2. Majumdar gave sole importance to secret organization and armed training of its members for the purpose of eliminating the class enemies. As the Naxalites did not have mass level organization, they lacked mass support. Only with select few armed elements not properly educated in political line no big thing could be done.
3. "Khatam" or the action of eliminating the so-called class enemies in villages was a wrong principle of political mobilization by individual murder of select few people whose political class- character was never adjudged by their socio-economic conditions, and the properties they possessed, but very often only by their political affiliation or by the name and colour of the party or parties they directly or indirectly belonged to for a long or a short period of time. As for example in Jalpaiguri and Alipurduar they killed some petty jotdars who otherwise could have been comrades in action against the capitalists or could be friends in a revolution for radical change.
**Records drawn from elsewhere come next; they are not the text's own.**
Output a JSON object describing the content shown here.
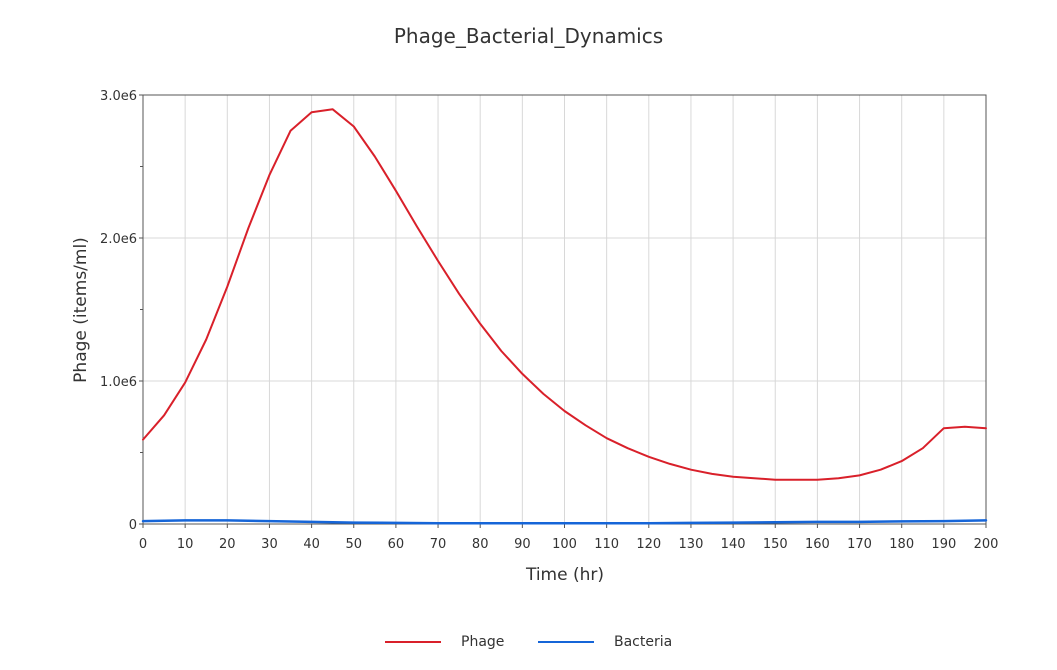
{
  "chart_data": {
    "type": "line",
    "title": "Phage_Bacterial_Dynamics",
    "xlabel": "Time (hr)",
    "ylabel": "Phage (items/ml)",
    "xlim": [
      0,
      200
    ],
    "ylim": [
      0,
      3000000
    ],
    "x_ticks": [
      "0",
      "10",
      "20",
      "30",
      "40",
      "50",
      "60",
      "70",
      "80",
      "90",
      "100",
      "110",
      "120",
      "130",
      "140",
      "150",
      "160",
      "170",
      "180",
      "190",
      "200"
    ],
    "y_ticks": [
      {
        "value": 0,
        "label": "0"
      },
      {
        "value": 1000000,
        "label": "1.0e6"
      },
      {
        "value": 2000000,
        "label": "2.0e6"
      },
      {
        "value": 3000000,
        "label": "3.0e6"
      }
    ],
    "grid": true,
    "legend_position": "bottom",
    "series": [
      {
        "name": "Phage",
        "color": "#d9202a",
        "x": [
          0,
          5,
          10,
          15,
          20,
          25,
          30,
          35,
          40,
          45,
          50,
          55,
          60,
          65,
          70,
          75,
          80,
          85,
          90,
          95,
          100,
          105,
          110,
          115,
          120,
          125,
          130,
          135,
          140,
          145,
          150,
          155,
          160,
          165,
          170,
          175,
          180,
          185,
          190,
          195,
          200
        ],
        "y": [
          590000,
          760000,
          990000,
          1290000,
          1660000,
          2070000,
          2440000,
          2750000,
          2880000,
          2900000,
          2780000,
          2570000,
          2330000,
          2080000,
          1840000,
          1610000,
          1400000,
          1210000,
          1050000,
          910000,
          790000,
          690000,
          600000,
          530000,
          470000,
          420000,
          380000,
          350000,
          330000,
          320000,
          310000,
          310000,
          310000,
          320000,
          340000,
          380000,
          440000,
          530000,
          670000,
          680000,
          670000
        ]
      },
      {
        "name": "Bacteria",
        "color": "#1565d8",
        "x": [
          0,
          10,
          20,
          30,
          40,
          50,
          60,
          70,
          80,
          90,
          100,
          110,
          120,
          130,
          140,
          150,
          160,
          170,
          180,
          190,
          200
        ],
        "y": [
          20000,
          25000,
          25000,
          20000,
          15000,
          10000,
          8000,
          5000,
          5000,
          5000,
          5000,
          5000,
          5000,
          8000,
          10000,
          12000,
          15000,
          15000,
          18000,
          20000,
          25000
        ]
      }
    ]
  }
}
4. Recruitment in the Naxalite party was never done on proper judgment and scrutiny of the political characters and behaviours of the recruits. It so happened that many people only to feast on their animosities with their personal enemies got recruited in the Naxalite party only to utilize the help of the Naxalites to have their personal enemies in the neighbourhood killed on the basis of pseudo-identification of them as class enemies.
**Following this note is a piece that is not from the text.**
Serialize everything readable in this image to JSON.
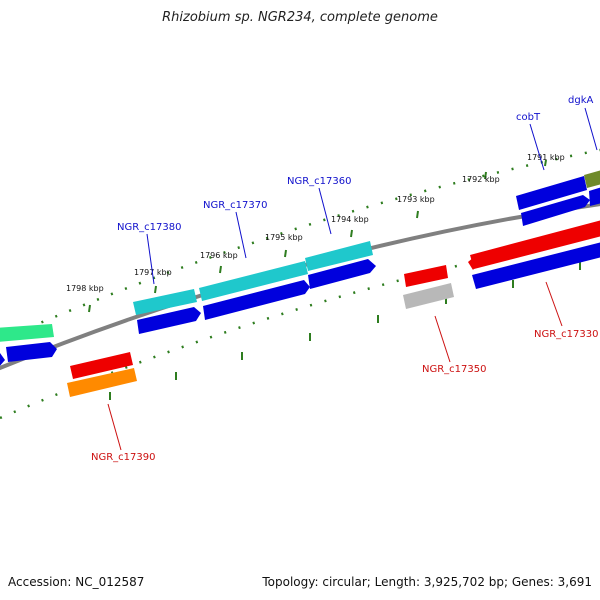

5. In many cases dreaded criminals too enrolled themselves in the Naxalite party with the objective of getting fire arms and to train themselves in the manufacture and use of fire arms. Thus very soon the party turned to be an organization of professional criminal outfits who soon deserted the party after their training period had been over or the cherished objective of owning armaments had been met or realized. Many of these criminals with fire arms soon turned to be dacoits and in many cases they informed the police all about the hidden training centres of the Naxalites and their main purpose in doing so was to have the original Naxalites arrested or else they themselves might fall victims of the Naxalites’ targets as approvers in favour of the government..
6. The ruling Congress party inserted their supporters inside the unguarded and porous Naxalite organization for the purpose of knowing and finishing its secret bases and arresting its supporters, and in the same way, the personnels of the government intelligence branch and police too in disguise of Naxalite sympathizers got into the party’s inner organization and rounded most of its leaders including Charu Majumdar into the jail. Thus police had information all about the movements of Majumdar after he had gone underground in 1970, and he was nabbed in Calcutta in July, 1972. The end of his life came in the jail in some days after his arrest; and how he had to pass through the gate of death, most probably in the night of 27th or 28th July, 1972, nobody except the police and the government could know properly, of course, it was told from the side of the government that he died of heart attack.
7. Ordinary people in villages were terrified at the brutal and gruesome ways they killed the fellow villagers vilifying them as class enemies. As for example, at Bholardabri in Alipurduar they killed Rajen Pandit who was a refugee from East Pakistan and arduously was running a family of 12 dependents. By any means he was no class enemy at all. In another case they killed a person, chopped his head off the torso and hanged the head and the torso down the brunches of trees with ropes in two separate places, the horrible sights of which cast a gloom on the faces of bemoaning villagers. Certainly after that they could count no support from the villagers at all.
8. Unbridled repressive measures of the government proved to be more than capable in exterminating the Naxalites in the Districts of Northern Bengal as well as in the whole of West Bengal. Hundreds were slaughtered by the police and paramilitary forces in fake encounters, in jails and in police custody. Many perished because of third degree punishment. The suppression of the Naxalites did not mean to be a heavy task for a government whose objective was to run things smoothly with the help of the British penal code of colonial era under the command of the bureaucrats, police and military who inherited the attitude of their predecessors under the British imperial Government".(Ref. Sailen Debnath, West Bengal in Doldrums, ISBN 9788186860342).